Another opportunity is forging partnerships with non-traditional providers such as Trilogy Education Services, which offers non-credit coding boot camps in conjunction with more than 20 universities. But as with all things, the question of mission remains paramount.

“We’re in a process right now where higher education is increasingly becoming more vocational,” says Georgetown’s Van Der Werf. “What goes along with that is the internal argument taking place inside colleges and universities since Day 1: Are we here for education for the sake of creating better citizens or in the job of preparing people for careers?”

According to Mitchell, though, the answer to that question rests in integrating workforce needs with the broader skills higher education has always excelled in providing.
“Educate broadly so students can go to not just Infosys, but the three to four jobs beyond that,” he says.

 
These shifts are a tall order for institutions, and the harsh reality is that while the traditional higher education model is increasingly unsustainable, not every institution will be able to adapt to the changing landscape, experts say. 

“Like in a lot of transitions, the early adapters are going to be the winners,” Van Der Werf says.

“The ability to reinvent yourself is really hard,” adds Urdan. “In the process, we will see a lot of
schools close.”

Urdan predicts the pace of consolidation in the for-profit sector will accelerate, driven by the perceived hands-off approach of the Trump Administration — as well as fears of what might happen if the pendulum swings back and a new president opts to regulate the sector more strongly. 

As for traditional institutions, while faculty concerns about Purdue’s recent moves have drawn media attention, university leaders say that’s not the biggest issue.

“It’s not just a question of how you sell the faculty on this and get the board to support it,” SNHU’s LeBlanc says. “It’s do I have the capacity and wherewithal of changing who I serve and how I do it?”
Becoming an online-serving institution means having non-traditional customer service hours (or as cynics would put it, providing customer service in the first place), as well as developing new expertise around acquiring and supporting online students, LeBlanc says.

Whether through acquisition or partnerships, working with OPMs may help reduce risk for institutions, according to CDE’s Metros. Doing so, however, also introduces new risks, including being tied to the provider’s vision and models over the length of a contract, as well as the perception of cookie-cutter programs that cut away from the institution’s unique value proposition — which already can be diluted in a crowded online marketplace.
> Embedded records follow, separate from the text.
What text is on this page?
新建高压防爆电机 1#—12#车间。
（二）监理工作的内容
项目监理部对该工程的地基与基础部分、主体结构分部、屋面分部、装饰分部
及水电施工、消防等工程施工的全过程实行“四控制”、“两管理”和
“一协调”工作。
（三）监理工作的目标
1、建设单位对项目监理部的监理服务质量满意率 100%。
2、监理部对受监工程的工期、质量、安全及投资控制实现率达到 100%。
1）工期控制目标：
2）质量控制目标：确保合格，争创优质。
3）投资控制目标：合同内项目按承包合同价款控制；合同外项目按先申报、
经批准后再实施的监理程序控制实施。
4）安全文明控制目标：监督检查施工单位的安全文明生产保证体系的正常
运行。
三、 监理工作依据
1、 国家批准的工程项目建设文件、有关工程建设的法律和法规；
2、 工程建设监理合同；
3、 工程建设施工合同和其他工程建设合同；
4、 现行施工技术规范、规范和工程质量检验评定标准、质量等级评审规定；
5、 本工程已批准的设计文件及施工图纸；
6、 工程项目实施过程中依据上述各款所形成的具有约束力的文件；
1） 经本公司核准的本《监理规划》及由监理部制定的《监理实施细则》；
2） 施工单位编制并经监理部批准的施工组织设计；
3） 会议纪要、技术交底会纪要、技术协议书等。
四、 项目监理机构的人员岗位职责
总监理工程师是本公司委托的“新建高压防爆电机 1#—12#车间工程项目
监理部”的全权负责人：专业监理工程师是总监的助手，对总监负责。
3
“People see the short-term benefits, but they don’t realize the long-term issues,” Metros says.
If they choose to negotiate with OPMs, institutions should remember they hold considerable leverage, according to Georgetown’s Van Der Werf. “They’re in a position of strength and should negotiate pretty hard in these kinds of agreements,” he says.

And Purdue’s Daniels, whose history of championing online education goes back to his tenure as governor of Indiana, when he brought Western Governor’s University to the state, is the first to stress the importance of institutions finding their own way.

“I’d never suggest any of these things are right for other schools,” he says. “[But] I hope every institution is thinking about new approaches and ideas. … Since we want and need to preserve the best system of higher education in the world, we need our institutions to find the way forward in new ways that continue that standing.”